For some the concern may revolve around the continued viability of their businesses, while for many others it is the desire to be a good parent; to set a good example to our children and grandchildren that is prodding us into action.
It is difficult for us to imagine how it will be during the transition; every scenario presents so many options - so many ways it can play out - that we cannot plot a clear path through the hazards to a safe end point. The more authors and commentators try and paint a singular picture, the more divergence we find in the probability of that view being true or not, that remedy for that disease being the right cure to apply or not. So contemplation of the transition period itself is often unhelpful.
Instead we can step back and see where it is that we would like to be when its all settled down again. I believe that we are entitled to paint a utopian view of how we would like it to be for our children and all after them; and with that distant view in mind we can then consider what it is that needs to be done to get us safely there; regardless of the many obstacles in our way. This is my view:-
An encouraging indicator of our national thinking in relation to the balance between what we take and what our provider, the Earth, can give is embodied in the Act of Parliament passed in 1991; the Resource Management Act.
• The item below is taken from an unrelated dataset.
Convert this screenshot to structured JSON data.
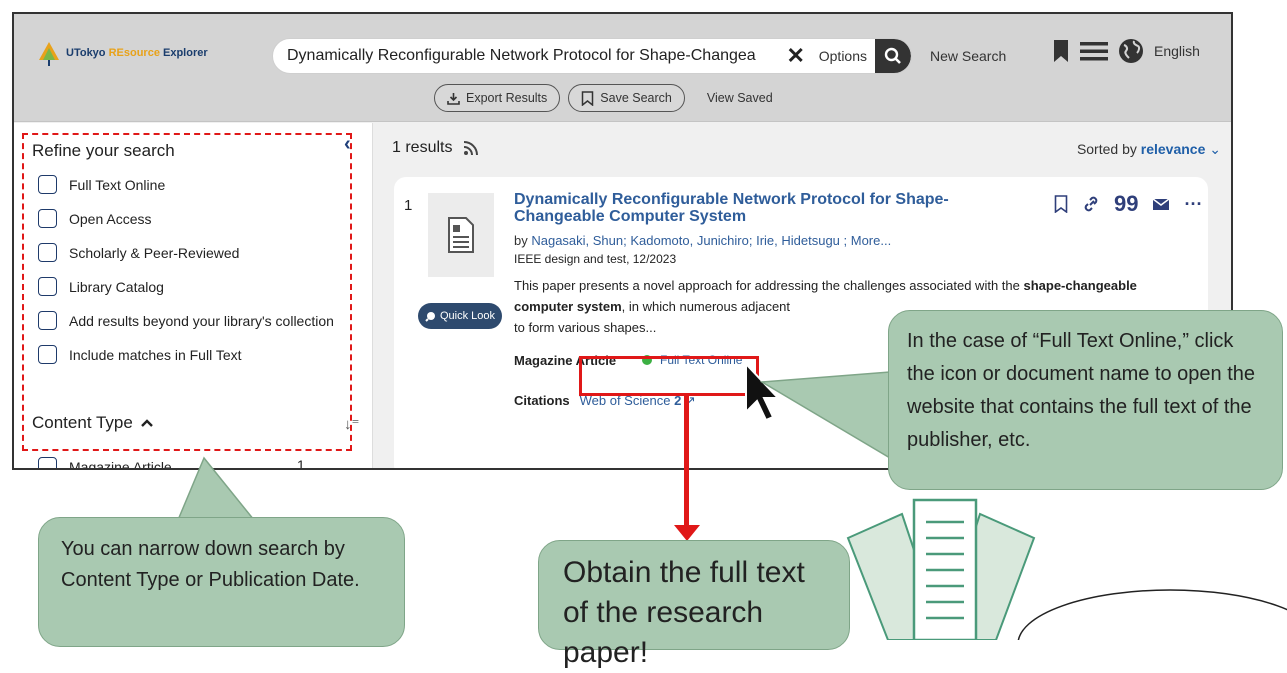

The purpose of this Act is stated as:
PART II
PURPOSE AND PRINCIPLES
5. Purpose---(1) The purpose of this Act is to promote the sustainable management of natural and physical resources.
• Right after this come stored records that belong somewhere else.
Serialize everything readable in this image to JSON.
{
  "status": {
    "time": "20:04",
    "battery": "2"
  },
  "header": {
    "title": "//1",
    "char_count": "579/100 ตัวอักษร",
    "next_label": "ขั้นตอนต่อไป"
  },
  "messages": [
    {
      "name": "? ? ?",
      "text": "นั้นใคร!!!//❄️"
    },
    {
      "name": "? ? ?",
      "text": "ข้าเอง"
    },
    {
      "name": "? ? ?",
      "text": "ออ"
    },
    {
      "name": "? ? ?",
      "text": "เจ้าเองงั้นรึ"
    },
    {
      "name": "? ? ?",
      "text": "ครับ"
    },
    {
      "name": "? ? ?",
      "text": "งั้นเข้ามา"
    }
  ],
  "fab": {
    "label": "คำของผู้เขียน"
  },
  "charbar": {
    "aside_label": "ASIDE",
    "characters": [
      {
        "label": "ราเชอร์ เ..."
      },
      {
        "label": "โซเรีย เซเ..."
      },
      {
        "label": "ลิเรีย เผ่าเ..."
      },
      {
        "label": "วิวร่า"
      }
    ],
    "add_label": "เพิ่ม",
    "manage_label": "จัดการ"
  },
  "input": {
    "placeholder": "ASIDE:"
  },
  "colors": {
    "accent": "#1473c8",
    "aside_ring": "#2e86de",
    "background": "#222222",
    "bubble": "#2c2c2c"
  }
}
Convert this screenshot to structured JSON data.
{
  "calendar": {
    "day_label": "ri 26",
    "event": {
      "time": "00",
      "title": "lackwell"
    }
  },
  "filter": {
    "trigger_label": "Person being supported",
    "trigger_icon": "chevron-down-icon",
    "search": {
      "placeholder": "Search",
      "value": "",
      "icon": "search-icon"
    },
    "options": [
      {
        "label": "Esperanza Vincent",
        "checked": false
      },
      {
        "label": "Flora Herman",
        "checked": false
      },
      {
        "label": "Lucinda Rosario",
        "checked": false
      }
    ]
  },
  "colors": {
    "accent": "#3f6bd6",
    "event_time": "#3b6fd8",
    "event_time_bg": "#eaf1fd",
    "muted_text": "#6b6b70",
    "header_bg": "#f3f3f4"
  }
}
(2) In this Act, ``sustainable management'' means managing the use, development, and protection of natural and physical resources in a way, or at a rate, which enables people and their communities to provide for their social, economic, and cultural wellbeing and for their health and safety while---
(a) Sustaining the potential of natural and physical resources (excluding minerals) to meet the reasonably foreseeable needs of future generations; and
(b) Safeguarding the life-supporting capacity of air, water, soil, and ecosystems; and
(c) Avoiding, remedying, or mitigating any adverse effects of activities on the environment.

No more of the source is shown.